Algunos trabajadores que exigen poder volver a sus casas llegan a amenazar con salir a pie por delante de los tanques rusos que vigilan los exteriores. Pero también tienen el debate interno: sienten el deber de trabajar para cuidar las instalaciones ante el enorme riesgo que conlleva la situación. “Todo el mundo quiere irse a casa, pero sabemos que tenemos que quedarnos”, añade Heiko.

Se trata de una crisis de rehenes. Así lo describe el WSJ, que revisó videos y textos enviados por los empleados a sus familias, y habló con decenas de funcionarios y personal cercano a los trabajadores, así como grabaciones de la llamada telefónica diaria con el reporte de la situación. A 50 kilómetros del lugar, los reguladores locales e internacionales intentan entender lo que pasa en la planta, en medio de versiones opuestas de Kiev y Moscú.
Son casi tres semanas en las que el equipo de técnicos ha estado trabajando bajo máxima presión, a doble turno permanente, algunos de ellos con problemas de salud. Solo recuperan sus celulares por breves minutos para hablar con sus familias, a quienes les cuentan los problemas de fatiga, mareos, náuseas y otros dolores. El ánimo decae incluso afectado por la dieta: todos los días hay avena y comida enlatada, hecha por un cocinero de 70 años que ya se ha desplomado por el agotamiento.
“No reconocí su voz. Me di cuenta de que había alguien detrás de él. Frases muy cortas”, dijo la esposa de un trabajador de la planta que habló con su marido el viernes.

Pero también hay espacio para señales de rebelión. Según relata el WSJ, el personal discute con sus captores la naturaleza de la invasión rusa y todas las mañanas pone en los altavoces el himno nacional ucraniano. Los trabajadores se ponen de pie y la mano en el pecho. Y hasta hay momentos de humor. En la bitácora, en la que habitualmente se registra el cambio de turno, a los empleados solo les queda reírse cuando se pasan la posta... a sí mismos, sin nadie que los reemplace.
“Incluso en la fase aguda después de 1986, los trabajadores tuvieron descansos por seguridad”, dijo al WSJ Serhiy Myrniy, que fue comandante de un pelotón de reconocimiento de la radiación, parte del despliegue soviético de 600.000 soldados, bomberos y otros enviados para limpiar después del accidente y contener la radiación. “La situación ahora que la central está ocupada es increíblemente peligrosa”, añadió.
El reactor número 4 de la central de Chernóbyl explotó en 1986, provocando el peor desastre nuclear civil de la historia. Está cubierto por un doble sarcófago, uno construido por los soviéticos, ahora dañado, y otro, más moderno, inaugurado en 2019.
Los reactores requieren de electricidad para los sistemas de seguridad, incluido el de enfriamiento para el sitio de almacenamiento del combustible nuclear usado.
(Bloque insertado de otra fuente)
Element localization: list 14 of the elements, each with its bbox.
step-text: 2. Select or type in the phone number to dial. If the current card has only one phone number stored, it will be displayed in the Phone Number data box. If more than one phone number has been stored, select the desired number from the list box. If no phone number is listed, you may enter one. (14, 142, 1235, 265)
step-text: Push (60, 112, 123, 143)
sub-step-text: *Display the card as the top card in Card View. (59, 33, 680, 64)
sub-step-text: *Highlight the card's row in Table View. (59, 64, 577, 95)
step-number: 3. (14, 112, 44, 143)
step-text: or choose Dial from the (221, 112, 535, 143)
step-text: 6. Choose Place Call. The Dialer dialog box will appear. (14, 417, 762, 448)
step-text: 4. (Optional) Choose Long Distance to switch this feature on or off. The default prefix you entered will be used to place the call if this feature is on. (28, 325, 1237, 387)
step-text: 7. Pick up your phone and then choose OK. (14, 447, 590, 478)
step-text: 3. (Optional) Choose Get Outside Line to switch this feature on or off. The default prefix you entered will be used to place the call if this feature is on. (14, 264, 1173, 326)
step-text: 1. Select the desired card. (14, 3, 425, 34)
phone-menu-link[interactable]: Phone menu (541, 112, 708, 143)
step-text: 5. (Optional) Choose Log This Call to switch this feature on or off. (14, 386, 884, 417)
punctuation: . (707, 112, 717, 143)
Sin embargo, el OIEA dijo recientemente que, dado el tiempo transcurrido desde el accidente de 1986, “la carga térmica de la piscina de depósito de combustible usado y el volumen de agua de enfriamiento son suficientes para garantizar una evacuación eficaz de calor sin electricidad”.

El presidente de la empresa nuclear ucraniana Energoatom, Petr Kotin, alertó del uso de las centrales nucleares de Zaporiyia y Chernobyl como bases militares por parte del Ejército ruso. En una entrevista concedida a NV, Kotin ha señalado que existe “mucho material nuclear” en la zona y que cada reactor está cargado de gasolina. “Sabe dios lo que los invasores harán con este material. Si lo dejan todo tal y como está no pasará nada malo”, declaró, antes de indicar que por el momento “no han interferido con el trabajo del personal”.
Kotin ha reafirmado, por otra parte, que Ucrania ganará la guerra. “Lo que no sabemos es cuándo”, dijo. “Es muy triste que hayamos perdido Zaporiyia, pero no entiendo los motivos de hacerse con Chernobyl. Solo hay material radiactivo del que preocuparse. Es peligroso y además hay que invertir mucho dinero para mantener unas buenas condiciones. No veo los beneficios”, afirmó.
No obstante, recordó que hay que estar preparados para el momento en que Ucrania “pueda entrar de nuevo” en la zona. “Lo recuperaremos todo”, zanjó.